Myelinating cocultures of rat OPCs and dispersed RGC or DRG neurons (Zuchero, 2014) were prepared essentially as described (Watkins et al., 2008). Cultures were analyzed for percent cells expressing MBP and degree of myelin ensheathment per OL using a custom automated imaging workflow (Extended Experimental Procedures).

Fluorescence microscopy

Cells and tissues were visualized by epifluorescence unless noted. Structured illumination imaging was conducted with an OMX V4 Structured Illumination microscope and SoftWoRx reconstruction software (GE Healthcare), with the exception of Figure 2H, which was acquired using an Elyra SR-SIM microscope and reconstruction software (Zeiss Microscopy). Identical illumination and acquisition conditions were used for each experiment.

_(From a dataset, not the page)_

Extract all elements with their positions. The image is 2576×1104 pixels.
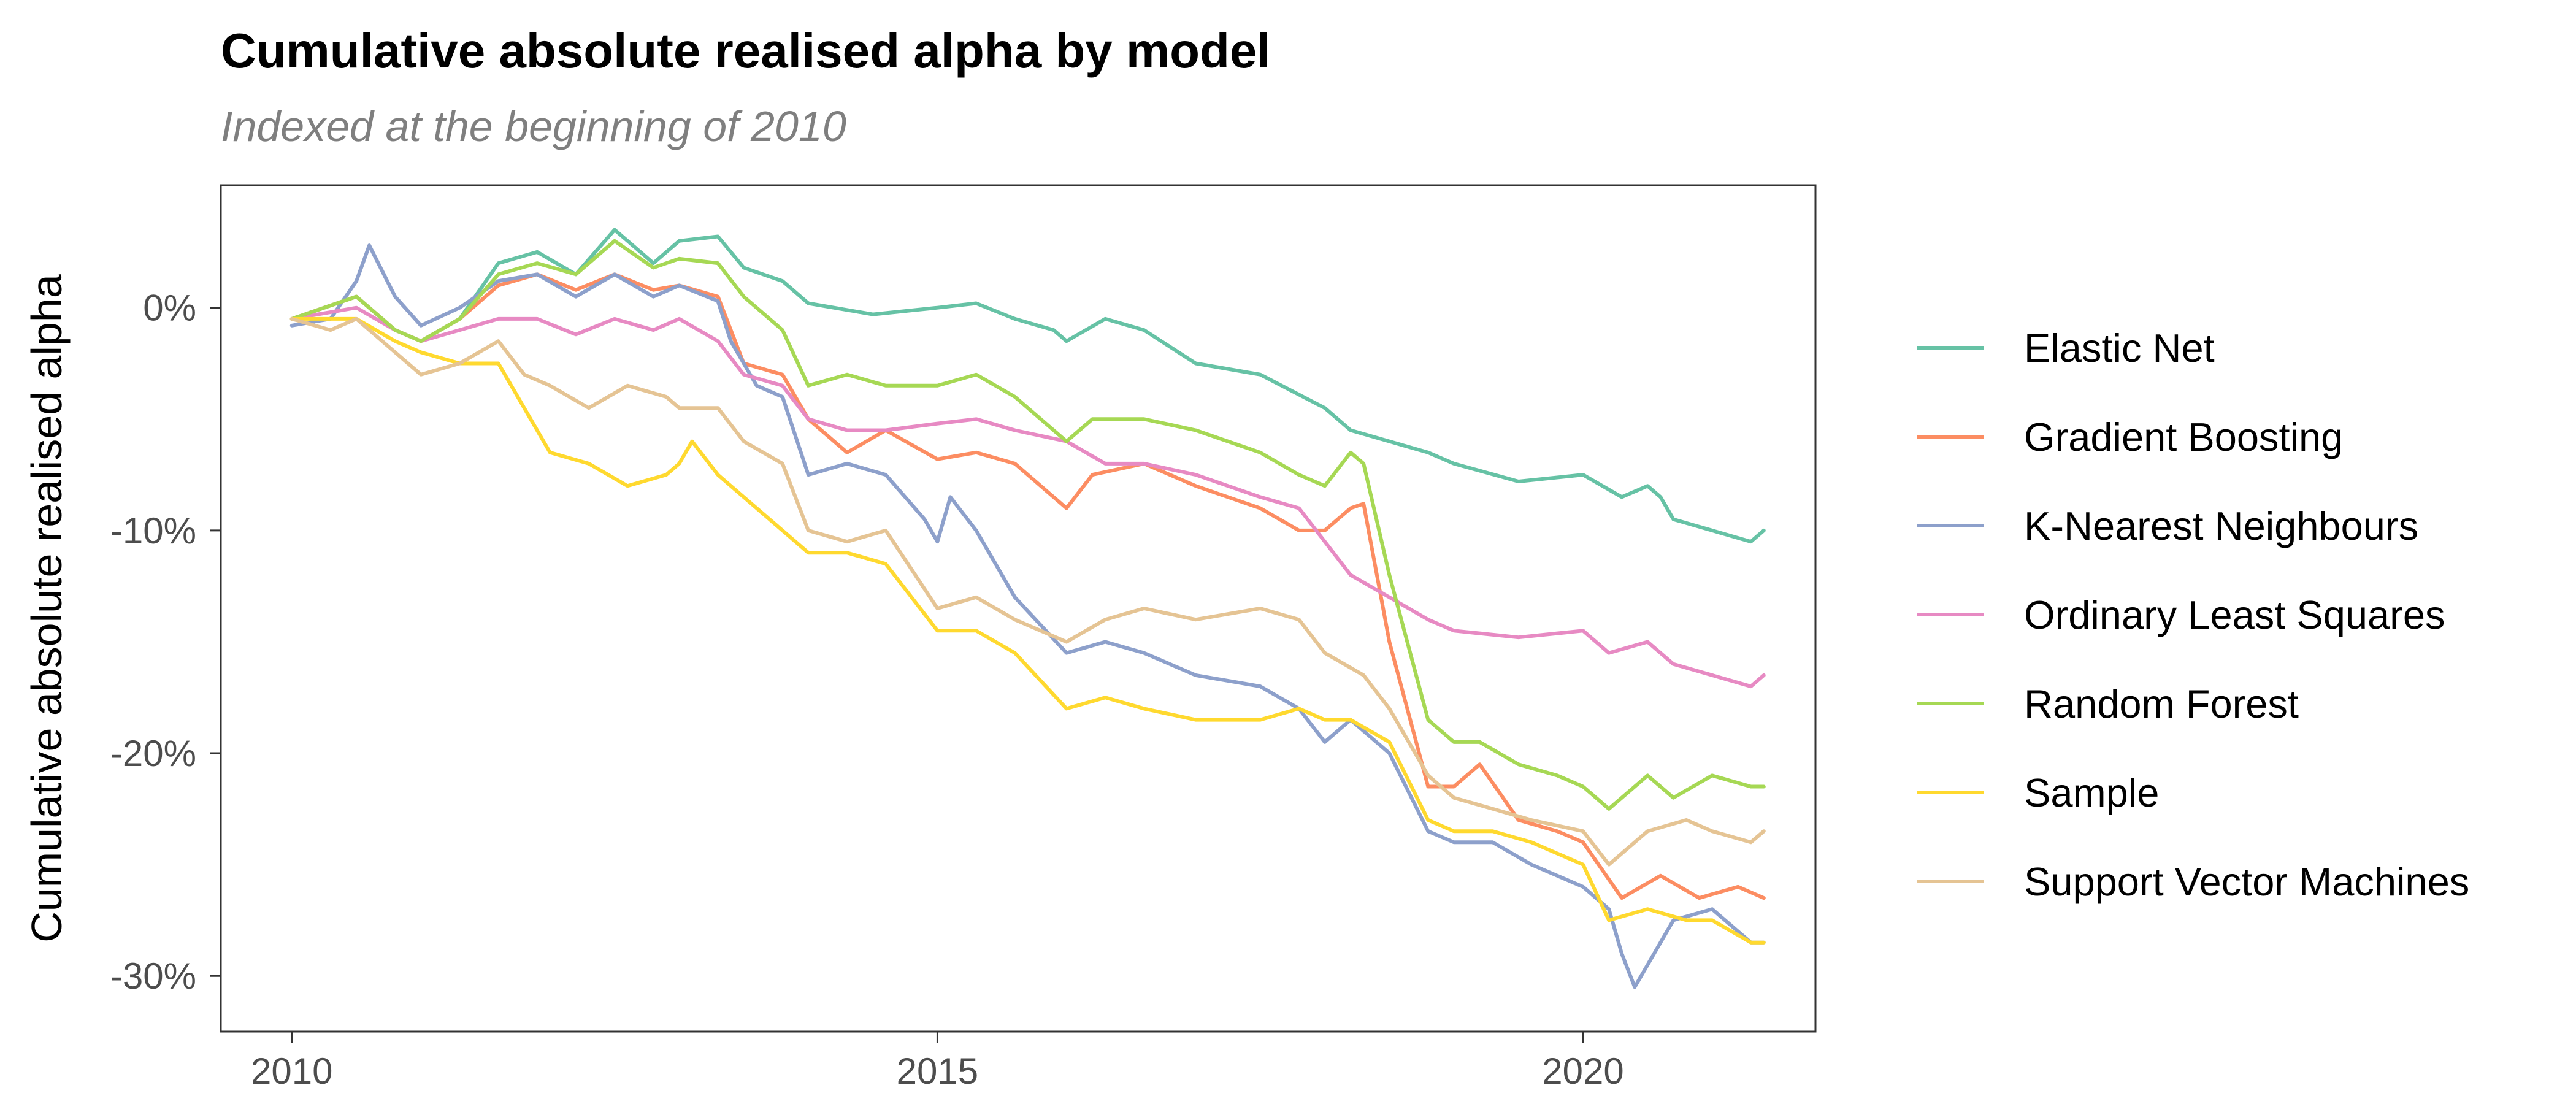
legend: Elastic Net Gradient Boosting K-Nearest Ne… [1917,326,2469,904]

Biochemistry and molecular biology

For PI(4,5)P2 pull-down competition assays, we used native bovine MBP (EMD Millipore), recombinant human cofilin-1 and gelsolin (gifts of Peter Bieling, UCSF), and PI(4,5)P2-coated or uncoated (control) agarose beads (Echelon) by the method of Gálvez-Santisteban (2012). PCR, RT-PCR, and Western immunoblotting were carried out using standard methods (see Extended Experimental Procedures).

Data Analysis and Statistics

All data acquisition and analysis were performed blinded to the experimental condition. We used nested analysis to first average technical replicates (e.g. 3–5 adjacent cryosections for IHC quantification, 2 replicate immunoblots). In all cases n refers to biological replicates, which is either a single animal, or experimental day for culture and biochemistry experiments. Data shown are from all animals tested; none were treated as outliers. Micrographs and blots were analyzed using NIH ImageJ and linearly contrast adjusted for display using Adobe Photoshop, with identical settings for each experiment. Data were analyzed and plotted using Excel (Microsoft) and Prism (GraphPad Software). Unless otherwise stated, error bars are SEM and p-values were calculated using Student’s t-test for single comparisons, or ANOVA followed by Dunnett’s multiple comparison test.